4) Qual è il ruolo dell’assistente scolastico?
L’Assistente Scolastico ha un ruolo fondamentale come figura di supporto alla classe e agli insegnanti di sostegno; spesso si tratta di un ruolo difficile perché il contesto non riconosce sempre questo tipo di figura ma è nostro compito inserirci nella dinamica della classe e, più ampiamente, della scuola. A volte le maggiori difficoltà che incontro nel mio lavoro derivano proprio da questo, da uno scarso riconoscimento del ruolo che rivesto e dei compiti ad esso correlati. Qualcosa che va oltre le “qualifiche” che ognuno di noi possiede, ma che concerne il lavoro di squadra ai fini dell’integrazione dell’alunno.

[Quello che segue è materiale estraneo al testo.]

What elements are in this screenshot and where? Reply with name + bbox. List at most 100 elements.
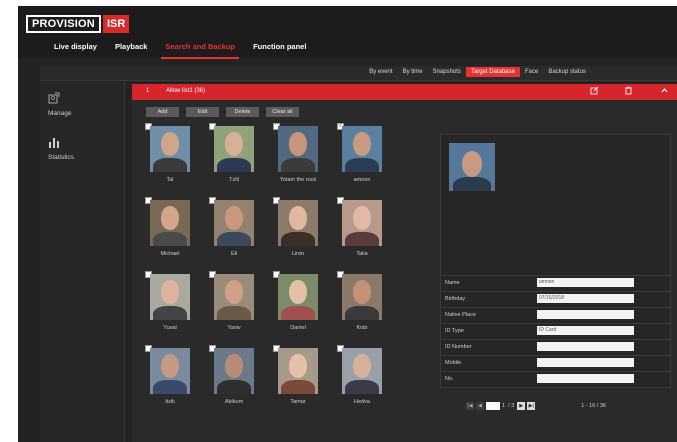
sidebar-label-manage: Manage	[48, 110, 72, 117]
detail-field-value[interactable]	[537, 310, 634, 319]
detail-field-label: Name	[445, 280, 460, 286]
face-card[interactable]: Kobi	[337, 271, 392, 338]
face-card[interactable]: Hedva	[337, 345, 392, 412]
detail-field-row: No.	[441, 371, 670, 387]
detail-field-row: Name amnon	[441, 275, 670, 291]
delete-button[interactable]: Delete	[226, 107, 259, 117]
detail-field-value[interactable]	[537, 342, 634, 351]
face-photo	[342, 126, 382, 172]
record-range: 1 - 16 / 36	[581, 403, 606, 409]
page-input[interactable]	[486, 402, 500, 410]
detail-field-value[interactable]	[537, 358, 634, 367]
add-button[interactable]: Add	[146, 107, 179, 117]
face-photo	[278, 126, 318, 172]
face-card[interactable]: Daniel	[273, 271, 328, 338]
tab-face[interactable]: Face	[520, 67, 543, 77]
page-current: 1	[502, 403, 506, 409]
tab-by-event[interactable]: By event	[364, 67, 397, 77]
clear-all-button[interactable]: Clear all	[266, 107, 299, 117]
face-card[interactable]: Tzlil	[209, 123, 264, 190]
tab-backup-status[interactable]: Backup status	[543, 67, 591, 77]
detail-field-label: ID Number	[445, 344, 472, 350]
page-total: / 3	[508, 403, 515, 409]
next-page-button[interactable]: ▶	[517, 402, 526, 410]
face-name: Michael	[160, 251, 180, 257]
face-name: Tzlil	[229, 177, 239, 183]
face-photo	[214, 126, 254, 172]
face-photo	[214, 348, 254, 394]
face-card[interactable]: Tamar	[273, 345, 328, 412]
nav-function-panel[interactable]: Function panel	[253, 42, 306, 55]
app-window: PROVISION ISR Live display Playback Sear…	[18, 6, 677, 442]
sidebar-item-statistics[interactable]: Statistics	[48, 136, 108, 161]
chevron-up-icon[interactable]	[660, 86, 669, 97]
nav-playback[interactable]: Playback	[115, 42, 148, 55]
delete-icon[interactable]	[624, 86, 633, 97]
face-card[interactable]: Eli	[209, 197, 264, 264]
tab-snapshots[interactable]: Snapshots	[428, 67, 466, 77]
face-photo	[278, 274, 318, 320]
search-type-tabbar: By event By time Snapshots Target Databa…	[40, 66, 677, 81]
face-card[interactable]: Liron	[273, 197, 328, 264]
main-nav: Live display Playback Search and Backup …	[54, 42, 324, 59]
detail-field-row: Mobile	[441, 355, 670, 371]
list-header-bar[interactable]: 1 Allow list1 (36)	[132, 84, 677, 100]
face-card[interactable]: Talia	[337, 197, 392, 264]
detail-field-row: Native Place	[441, 307, 670, 323]
detail-field-value[interactable]: ID Card	[537, 326, 634, 335]
face-card[interactable]: Yotam the rock	[273, 123, 328, 190]
face-card[interactable]: Abikum	[209, 345, 264, 412]
list-title: Allow list1 (36)	[166, 88, 206, 94]
detail-field-label: No.	[445, 376, 454, 382]
list-index: 1	[146, 88, 150, 94]
face-name: Eli	[230, 251, 238, 257]
face-name: Hedva	[354, 399, 370, 405]
face-card[interactable]: Yuval	[145, 271, 200, 338]
manage-icon	[48, 92, 108, 107]
face-name: Liron	[291, 251, 305, 257]
detail-field-row: ID Number	[441, 339, 670, 355]
detail-panel: Name amnon Birthday 07/15/2018 Native Place I…	[440, 134, 671, 388]
sidebar-item-manage[interactable]: Manage	[48, 92, 108, 117]
brand-accent: ISR	[102, 15, 130, 33]
edit-button[interactable]: Edit	[186, 107, 219, 117]
tab-by-time[interactable]: By time	[398, 67, 428, 77]
face-photo	[278, 200, 318, 246]
bar-chart-icon	[48, 136, 108, 151]
face-card[interactable]: ✓ amnon	[337, 123, 392, 190]
face-photo	[214, 200, 254, 246]
detail-field-row: ID Type ID Card	[441, 323, 670, 339]
face-card[interactable]: Tal	[145, 123, 200, 190]
face-photo	[342, 274, 382, 320]
face-name: Yotam the rock	[279, 177, 317, 183]
brand-main: PROVISION	[26, 15, 101, 33]
face-name: Tamar	[290, 399, 306, 405]
face-name: Abikum	[224, 399, 244, 405]
prev-page-button[interactable]: ◀	[476, 402, 484, 410]
selected-face-photo	[449, 143, 495, 191]
first-page-button[interactable]: |◀	[466, 402, 474, 410]
brand-logo: PROVISION ISR	[26, 14, 130, 34]
tab-target-database[interactable]: Target Database	[465, 67, 520, 77]
nav-search-and-backup[interactable]: Search and Backup	[161, 42, 239, 59]
detail-fields: Name amnon Birthday 07/15/2018 Native Place I…	[441, 275, 670, 387]
face-card[interactable]: Yaniv	[209, 271, 264, 338]
detail-field-value[interactable]: amnon	[537, 278, 634, 287]
detail-field-value[interactable]: 07/15/2018	[537, 294, 634, 303]
edit-icon[interactable]	[590, 86, 599, 97]
face-card[interactable]: Itzik	[145, 345, 200, 412]
last-page-button[interactable]: ▶|	[527, 402, 536, 410]
sidebar: Manage Statistics	[40, 82, 125, 442]
main-content: 1 Allow list1 (36) Add Edit Delete Clear…	[132, 84, 677, 442]
detail-field-label: ID Type	[445, 328, 464, 334]
detail-field-label: Mobile	[445, 360, 462, 366]
face-name: Kobi	[356, 325, 368, 331]
face-name: Yuval	[163, 325, 177, 331]
face-name: amnon	[353, 177, 371, 183]
face-photo	[150, 348, 190, 394]
header: PROVISION ISR Live display Playback Sear…	[18, 6, 677, 59]
face-card[interactable]: Michael	[145, 197, 200, 264]
nav-live-display[interactable]: Live display	[54, 42, 97, 55]
detail-field-value[interactable]	[537, 374, 634, 383]
face-name: Yaniv	[227, 325, 241, 331]
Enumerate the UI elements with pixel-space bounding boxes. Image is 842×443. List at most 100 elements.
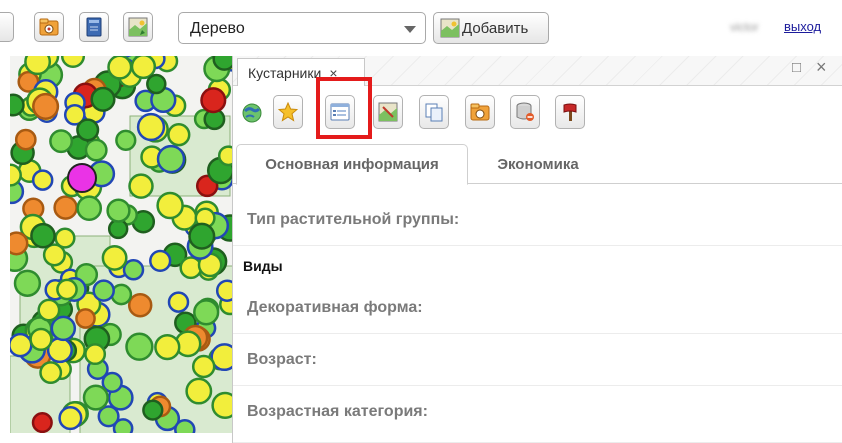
inner-tabs: Основная информация Экономика <box>233 144 842 185</box>
tree-marker[interactable] <box>56 278 78 301</box>
map-layer-icon <box>128 17 148 37</box>
add-button-label: Добавить <box>462 19 529 37</box>
tree-marker[interactable] <box>29 327 53 352</box>
tree-marker[interactable] <box>90 86 116 112</box>
tree-marker[interactable] <box>101 244 128 271</box>
tree-marker[interactable] <box>10 93 25 117</box>
copy-icon <box>425 103 443 122</box>
tree-marker[interactable] <box>60 56 86 69</box>
tree-marker[interactable] <box>24 56 52 76</box>
tree-marker[interactable] <box>115 129 137 151</box>
tree-marker[interactable] <box>136 112 166 142</box>
tree-marker[interactable] <box>32 92 60 120</box>
tree-marker[interactable] <box>37 298 61 322</box>
tree-marker[interactable] <box>215 279 232 302</box>
tree-marker[interactable] <box>76 118 100 142</box>
shrubs-panel: Кустарники × □ × Основная информация Эко… <box>232 56 842 443</box>
tree-marker[interactable] <box>30 222 56 249</box>
partial-toolbar-button[interactable] <box>0 12 14 42</box>
favorite-button[interactable] <box>273 95 303 129</box>
map-canvas[interactable] <box>10 56 232 433</box>
tree-marker[interactable] <box>82 384 109 411</box>
book-icon <box>86 17 102 37</box>
tree-marker[interactable] <box>10 332 33 358</box>
tree-marker[interactable] <box>156 191 184 220</box>
tree-marker[interactable] <box>191 354 216 379</box>
map-view[interactable] <box>10 56 232 433</box>
add-map-icon <box>440 18 460 38</box>
tree-marker[interactable] <box>31 169 54 191</box>
tree-marker[interactable] <box>106 198 131 223</box>
folder-button[interactable] <box>465 95 495 129</box>
tree-marker[interactable] <box>211 391 232 420</box>
tree-marker[interactable] <box>146 73 167 95</box>
tree-marker[interactable] <box>122 259 145 281</box>
highlight-frame <box>316 77 372 139</box>
chevron-down-icon[interactable] <box>404 26 416 33</box>
axe-icon <box>563 103 577 121</box>
tree-marker[interactable] <box>10 163 22 187</box>
tree-marker[interactable] <box>54 227 76 249</box>
tree-marker[interactable] <box>185 377 213 405</box>
selected-shrub-marker[interactable] <box>67 163 97 193</box>
tree-marker[interactable] <box>13 269 42 297</box>
tree-marker[interactable] <box>212 56 232 71</box>
tree-marker[interactable] <box>31 412 53 433</box>
map-image-button[interactable] <box>373 95 403 129</box>
folder-icon <box>470 103 490 121</box>
tree-marker[interactable] <box>112 418 134 433</box>
tree-marker[interactable] <box>167 291 190 313</box>
user-name: victor <box>730 20 759 34</box>
tree-marker[interactable] <box>50 315 77 342</box>
field-age-category: Возрастная категория: <box>233 386 842 443</box>
tree-marker[interactable] <box>149 249 172 273</box>
tab-main-info[interactable]: Основная информация <box>236 144 468 185</box>
tree-marker[interactable] <box>39 361 63 385</box>
tree-marker[interactable] <box>92 279 115 302</box>
star-icon <box>278 102 298 122</box>
maximize-icon[interactable]: □ <box>792 59 801 76</box>
tab-economics[interactable]: Экономика <box>473 144 603 184</box>
globe-button[interactable] <box>241 102 263 124</box>
add-button[interactable]: Добавить <box>433 12 549 44</box>
delete-record-button[interactable] <box>510 95 540 129</box>
tree-marker[interactable] <box>167 123 191 147</box>
tree-marker[interactable] <box>10 231 29 256</box>
drawing-folder-button[interactable] <box>34 12 64 42</box>
tree-marker[interactable] <box>84 138 108 162</box>
map-layer-button[interactable] <box>123 12 153 42</box>
tree-marker[interactable] <box>127 292 153 318</box>
tree-marker[interactable] <box>14 128 37 151</box>
logout-link[interactable]: выход <box>784 19 821 34</box>
tree-marker[interactable] <box>75 308 96 329</box>
object-type-select[interactable]: Дерево <box>178 12 426 44</box>
top-toolbar: Дерево Добавить victor выход <box>0 0 842 56</box>
tree-marker[interactable] <box>84 343 107 366</box>
tree-marker[interactable] <box>58 406 83 431</box>
copy-button[interactable] <box>419 95 449 129</box>
cut-down-button[interactable] <box>555 95 585 129</box>
tree-marker[interactable] <box>128 173 154 199</box>
close-panel-icon[interactable]: × <box>816 57 827 78</box>
delete-db-icon <box>516 102 534 121</box>
tree-marker[interactable] <box>193 299 220 326</box>
book-button[interactable] <box>79 12 109 42</box>
globe-icon <box>242 103 262 123</box>
tree-marker[interactable] <box>49 129 74 154</box>
tree-marker[interactable] <box>142 399 164 421</box>
tree-marker[interactable] <box>200 87 227 114</box>
field-decorative-form: Декоративная форма: <box>233 278 842 334</box>
tree-marker[interactable] <box>76 195 103 222</box>
tree-marker[interactable] <box>53 195 78 220</box>
tree-marker[interactable] <box>154 333 181 361</box>
tree-marker[interactable] <box>217 145 232 167</box>
tree-marker[interactable] <box>156 144 186 174</box>
tree-marker[interactable] <box>125 332 154 361</box>
tree-marker[interactable] <box>174 418 196 433</box>
tree-marker[interactable] <box>130 56 157 80</box>
tree-marker[interactable] <box>179 256 203 280</box>
tree-marker[interactable] <box>188 222 216 250</box>
tree-marker[interactable] <box>107 56 133 80</box>
tree-marker[interactable] <box>101 371 123 394</box>
field-vegetation-group-type: Тип растительной группы: <box>233 184 842 246</box>
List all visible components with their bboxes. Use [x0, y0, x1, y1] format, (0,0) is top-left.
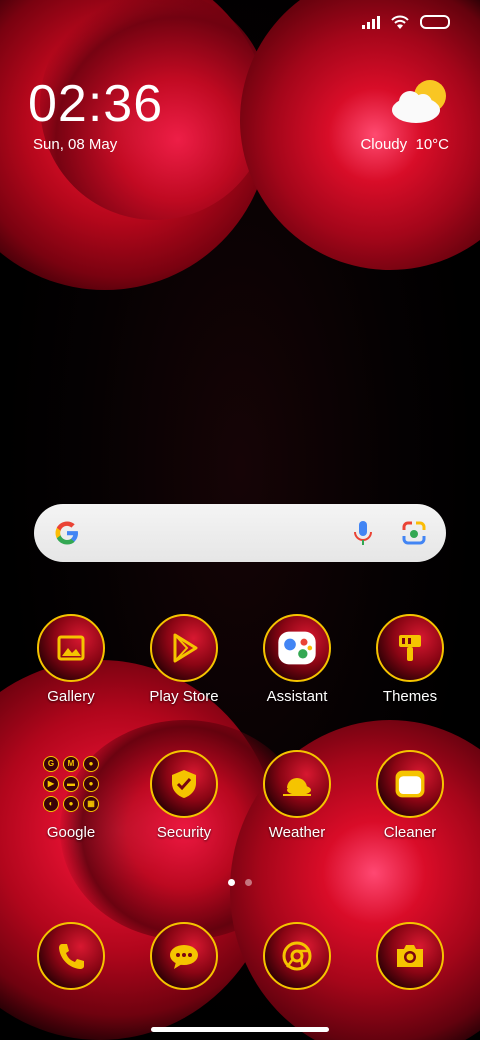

5) I bambini che segui che tipi di problematiche hanno?
Sono molto varie. Ci sono bambini che hanno delle disabilità gravi che hanno bisogno di un supporto costante ai fini dell’inserimento; poi ci sono bambini con ritardi cognitivi o formi lievi di autismo che riescono ad interagire meglio. L’obiettivo è sempre lo stesso ed è quello di far integrare il bambino con la classe nelle routine giornaliere, dall’andare in bagno alle attività in palestra. Il nostro ruolo è quello di supportare e supervisionare queste attività, ai fini di un’inclusione a 360° del bambino.
6) In quali istituti operi?
Per le scuole medie, seguo due bambini alla Fantappié e alla Tecchi di Viterbo. Per quanto riguarda invece le elementari sono attiva alla De Amicis, mentre alla materna presso la scuola del Centro Storico.
7) Parlaci del progetto BES-Time.
Si tratta di un bellissimo progetto, che risponde a delle esigenze concrete e crescenti delle famiglie del nostro territorio. Quello dei bisogni educativi speciali, come la dislessia, la disortografia, i deficit di attenzione o iperattività, è un ambito ancora che affronta disturbi sempre più diffusi tra bambini e ragazzi. Il BES offre un doposcuola specializzato che fornisce agli studenti e alle famiglie gli strumenti per affrontare tali disturbi.
Personalmente seguo una ragazzina di 14 anni con disturbo dell’attenzione, con la quale abbiamo intrapreso un percorso che sta portando a buoni risultati in termini di metodologia di studio e memorizzazione. Questa attività di tutoraggio serve infatti per integrare il lavoro scolastico attraverso percorsi semplificativi (mappe concettuale, schemi), così da indirizzare i ragazzi a buone strategie da riutilizzare in classe.
8) Cosa ami del tuo lavoro?
Ciò che amo di più è entrare in relazione con i ragazzi, creare una connessione con loro attraverso l’empatia, spesso alimentata anche solo da uno sguardo quando ci sono problematiche comunicative di altro genere. Con ognuno di loro c’è un modo diverso di comunicare, un mondo diverso da scoprire. Questo è ciò che amo del mio lavoro e che mi appaga di più, oltre al fatto di raggiungere insieme ai ragazzi gli obiettivi prefissati insieme.